It hurts to learn a lesson the hard way – especially with financial lessons.
There’s nothing like that sick feeling in your stomach when you realize you’ve screwed up royally and will have to face the consequences.
And yet, we all have those stories about the times we messed up and the lessons we learned, don’t we?
The only silver lining is that we can teach other to avoid certain mistakes that we ourselves have made. Hopefully by sharing our experiences, we ensure that others don’t have to learn the hard way. Below, I’ll examine 4 of the most important lessons that we tend to learn the hard way:
Lesson 1: Paying off student loans takes years
When you apply for college, the excitement of the adventures that lie ahead are all that’s in your mind. “Sure, I have to take out some student loans to make it happen,” you think, “but that’s no big deal – everyone does that.”
It’s all too easy to sign the student loan paperwork and put it out of your mind until after graduation. But the thing is, at that age you really don’t understand what takes to pay off $15,00, $25,000, or $40,000 of student loans. After all, you’re expecting to make much more than that per year with your post-college salary, so it should be easy to pay off those loans, right?
For one thing, high-paying entry-level jobs are becoming harder and harder to get.
(However, there are some great jobs that don’t require a degree.)

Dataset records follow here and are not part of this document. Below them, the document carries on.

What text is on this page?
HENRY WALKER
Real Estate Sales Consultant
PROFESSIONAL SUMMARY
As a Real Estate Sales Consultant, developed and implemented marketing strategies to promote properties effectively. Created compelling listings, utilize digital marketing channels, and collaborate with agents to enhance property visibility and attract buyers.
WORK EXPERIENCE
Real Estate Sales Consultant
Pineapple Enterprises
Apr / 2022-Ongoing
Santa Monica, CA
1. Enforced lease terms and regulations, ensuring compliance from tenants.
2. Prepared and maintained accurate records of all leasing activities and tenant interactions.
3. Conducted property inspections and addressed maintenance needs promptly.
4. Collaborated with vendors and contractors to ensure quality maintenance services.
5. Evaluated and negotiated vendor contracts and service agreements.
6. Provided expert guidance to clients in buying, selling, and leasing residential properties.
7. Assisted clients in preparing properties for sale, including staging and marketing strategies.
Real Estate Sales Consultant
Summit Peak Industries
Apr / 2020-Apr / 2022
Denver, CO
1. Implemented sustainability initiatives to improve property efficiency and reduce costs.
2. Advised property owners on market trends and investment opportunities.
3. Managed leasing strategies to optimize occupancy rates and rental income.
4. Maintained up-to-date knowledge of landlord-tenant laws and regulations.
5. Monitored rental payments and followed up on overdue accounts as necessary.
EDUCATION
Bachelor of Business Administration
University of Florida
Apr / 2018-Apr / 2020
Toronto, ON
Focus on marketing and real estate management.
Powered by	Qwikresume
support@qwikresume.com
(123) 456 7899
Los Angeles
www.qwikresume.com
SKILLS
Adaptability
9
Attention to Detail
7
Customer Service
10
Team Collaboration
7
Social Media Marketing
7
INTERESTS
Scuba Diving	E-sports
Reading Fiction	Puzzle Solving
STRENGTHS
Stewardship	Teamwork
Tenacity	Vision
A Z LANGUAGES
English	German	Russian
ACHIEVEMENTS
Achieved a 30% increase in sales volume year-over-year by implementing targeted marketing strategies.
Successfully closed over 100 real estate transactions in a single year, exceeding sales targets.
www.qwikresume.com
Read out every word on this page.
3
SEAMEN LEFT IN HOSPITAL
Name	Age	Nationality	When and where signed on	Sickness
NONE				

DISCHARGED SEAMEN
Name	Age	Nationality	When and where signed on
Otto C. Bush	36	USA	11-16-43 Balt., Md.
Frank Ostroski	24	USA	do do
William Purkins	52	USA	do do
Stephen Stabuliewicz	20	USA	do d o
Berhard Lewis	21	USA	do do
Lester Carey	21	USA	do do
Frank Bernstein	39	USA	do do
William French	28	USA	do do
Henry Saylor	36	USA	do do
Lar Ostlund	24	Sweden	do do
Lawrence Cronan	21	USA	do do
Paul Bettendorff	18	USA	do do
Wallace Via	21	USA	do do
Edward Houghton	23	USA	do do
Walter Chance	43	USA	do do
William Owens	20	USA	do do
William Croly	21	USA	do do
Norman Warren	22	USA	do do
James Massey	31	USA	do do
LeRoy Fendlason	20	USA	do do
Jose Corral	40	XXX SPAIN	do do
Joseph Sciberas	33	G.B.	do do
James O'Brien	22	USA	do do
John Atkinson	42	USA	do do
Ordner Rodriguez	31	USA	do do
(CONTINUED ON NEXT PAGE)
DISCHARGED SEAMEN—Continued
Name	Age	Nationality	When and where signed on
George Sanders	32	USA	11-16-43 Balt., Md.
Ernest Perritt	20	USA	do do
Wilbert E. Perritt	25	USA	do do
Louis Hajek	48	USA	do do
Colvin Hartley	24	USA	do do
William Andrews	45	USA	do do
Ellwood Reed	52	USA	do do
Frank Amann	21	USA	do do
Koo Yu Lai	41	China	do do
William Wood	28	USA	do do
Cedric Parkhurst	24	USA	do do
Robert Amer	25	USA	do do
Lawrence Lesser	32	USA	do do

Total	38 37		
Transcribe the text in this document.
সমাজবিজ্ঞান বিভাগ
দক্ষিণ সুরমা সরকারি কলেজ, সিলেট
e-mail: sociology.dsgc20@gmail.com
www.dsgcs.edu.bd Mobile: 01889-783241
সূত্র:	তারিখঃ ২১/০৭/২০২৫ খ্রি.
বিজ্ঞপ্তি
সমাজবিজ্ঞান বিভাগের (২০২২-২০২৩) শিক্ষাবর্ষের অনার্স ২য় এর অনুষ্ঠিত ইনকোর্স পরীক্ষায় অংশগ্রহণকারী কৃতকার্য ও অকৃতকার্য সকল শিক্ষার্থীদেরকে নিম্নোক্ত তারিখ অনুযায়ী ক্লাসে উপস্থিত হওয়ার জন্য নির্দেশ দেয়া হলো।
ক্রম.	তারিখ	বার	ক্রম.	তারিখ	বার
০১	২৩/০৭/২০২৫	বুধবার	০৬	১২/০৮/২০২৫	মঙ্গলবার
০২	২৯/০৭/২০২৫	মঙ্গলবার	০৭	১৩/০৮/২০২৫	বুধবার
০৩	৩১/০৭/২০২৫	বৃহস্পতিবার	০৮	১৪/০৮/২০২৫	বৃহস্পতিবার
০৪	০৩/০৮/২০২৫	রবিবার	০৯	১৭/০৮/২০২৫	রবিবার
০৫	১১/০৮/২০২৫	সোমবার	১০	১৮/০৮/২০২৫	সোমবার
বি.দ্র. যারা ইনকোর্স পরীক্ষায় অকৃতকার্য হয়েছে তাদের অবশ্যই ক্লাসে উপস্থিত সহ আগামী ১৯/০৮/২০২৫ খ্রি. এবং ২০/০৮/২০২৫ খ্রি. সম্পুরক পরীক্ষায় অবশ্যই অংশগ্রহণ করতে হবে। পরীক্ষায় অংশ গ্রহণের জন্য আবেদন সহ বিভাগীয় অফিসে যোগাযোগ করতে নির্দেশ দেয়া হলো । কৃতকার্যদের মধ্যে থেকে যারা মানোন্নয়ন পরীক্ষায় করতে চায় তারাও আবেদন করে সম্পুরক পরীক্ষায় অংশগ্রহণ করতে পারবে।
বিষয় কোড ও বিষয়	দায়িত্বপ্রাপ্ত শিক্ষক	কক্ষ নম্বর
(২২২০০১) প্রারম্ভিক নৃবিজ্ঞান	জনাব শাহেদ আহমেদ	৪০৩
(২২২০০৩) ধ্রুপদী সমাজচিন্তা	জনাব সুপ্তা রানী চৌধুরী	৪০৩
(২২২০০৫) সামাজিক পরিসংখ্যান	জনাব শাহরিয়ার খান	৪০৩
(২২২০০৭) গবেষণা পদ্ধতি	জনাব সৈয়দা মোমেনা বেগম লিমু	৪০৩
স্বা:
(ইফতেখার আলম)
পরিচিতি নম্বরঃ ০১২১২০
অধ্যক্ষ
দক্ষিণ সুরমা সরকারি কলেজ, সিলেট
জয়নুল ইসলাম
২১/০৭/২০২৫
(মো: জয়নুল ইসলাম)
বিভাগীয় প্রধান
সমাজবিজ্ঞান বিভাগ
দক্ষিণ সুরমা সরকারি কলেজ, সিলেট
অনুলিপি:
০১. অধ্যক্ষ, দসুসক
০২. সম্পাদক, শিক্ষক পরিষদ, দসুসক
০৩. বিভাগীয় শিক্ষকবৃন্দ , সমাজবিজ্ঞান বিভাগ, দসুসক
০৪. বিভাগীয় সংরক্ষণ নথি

But more importantly, the big lesson is that only a small fraction of your salary will go toward paying off student loan balances, and in the meantime interest will accumulate. So maybe only $4,000 of your $40,000 salary goes toward your loan every year, and as interest adds up it will take you much more than 10 years to pay off!
In my case, I was lucky that the student loan balances I graduated with were manageable and I was able to pay them off in a few years. But I realize that I easily could have gotten stuck with a lot of student loan debt because I didn’t learn this lesson until long after graduating from college.
If you happen to be someone struggling with student loan payments, check out our article on what happens if you can’t pay your student loans.
Lesson 2: Credit card debt can sneak up on you
Another type of debt that many of us grapple with is the infamous credit card. Most people don’t get a credit card with the intention of going into debt. They think it will be a convenient payment option which will allow them a little flexibility when making purchases. “I’ll be able to put a couple of things on the credit card during the month and pay it all off at the end of the month,” they think to themselves.
Only, that’s not what happens. Instead, the credit card balance creeps up ever so slowly – like a ninja in the night – and before you know it, you’ve got a couple grand of revolving debt that you don’t know what to do with. Despite the best of intentions, the credit card makes it easy to spend money that you don’t have.
It also makes it easy maintain your current level of spending even when your income goes down. That’s what happened to me when I quit my job to pursue a new career. I started putting monthly expenses on my card and in no time I had a revolving credit card balance.
Only when I got focused on this new debt was I able to pay it off (and it took months). If you’re struggling with credit card debt right now, read our article on what happens if you can’t pay your credit card. And remember, don’t get in over your head with a credit card because even one late payment can hurt your credit score.
Lesson 3: There are good times and bad times to buy a house
This lesson happens to be one I haven’t learned the hard way (at least not yet), but it’s certainly one that many people had to learn the hard way over the last five years: the true cost of home ownership. Since 2008, housing prices have dropped dramatically, particularly in certain areas of the country, and only now are starting to increase in value once again.
While certain life factors play a big role in when you decide to buy a home, it’s important to remember that the housing market is just that – a market – and it can have ups and downs like any other market. For that reason, it probably always makes sense to look at some long-term graphs of housing prices before buying in order to make sure you’re not purchasing a house at the peak of a housing bubble.
And it also makes sense to think carefully about what you’d do if the value of your home decreased in the future – so that you’ll be prepared for any circumstance.
Lesson 4: Retirement is expensive
When I was younger it never crossed my mind to worry about having enough money saved up for retirement. But once you become an adult and you begin to realize your cost of living, it really hits home that retirement is a big expense.
And that’s why so many people spend their whole lives saving up month-by-month to pay for it.
In a way, it would be easy to not think about retirement until you’re only a few years away. But by that time it’s too late to save enough to cover your costs.
Yes, there is Social Security, but you should look at the numbers and calculate what they expect to receive from Social Security compared to what they expect to pay per month for living costs during retirement.
The difference is what will have to be made up with your retirement funds. This is one of the reasons that Jeff’s Roth IRA movement was such a good idea.
Opening a Roth IRA is easy and you can fund it a little every month. Using every avenue available to increase your retirement savings is quite necessary. It will help you be comfortable in your old age, and that’s something worth saving for!
Hopefully you don’t have to learn any of these lessons the hard way. Or if you already have learned some of them the hard way, hopefully you don’t have to do that for any more lessons. And if we all keep sharing our own experiences, maybe we can help each other avoid those most painful lessons most of the time.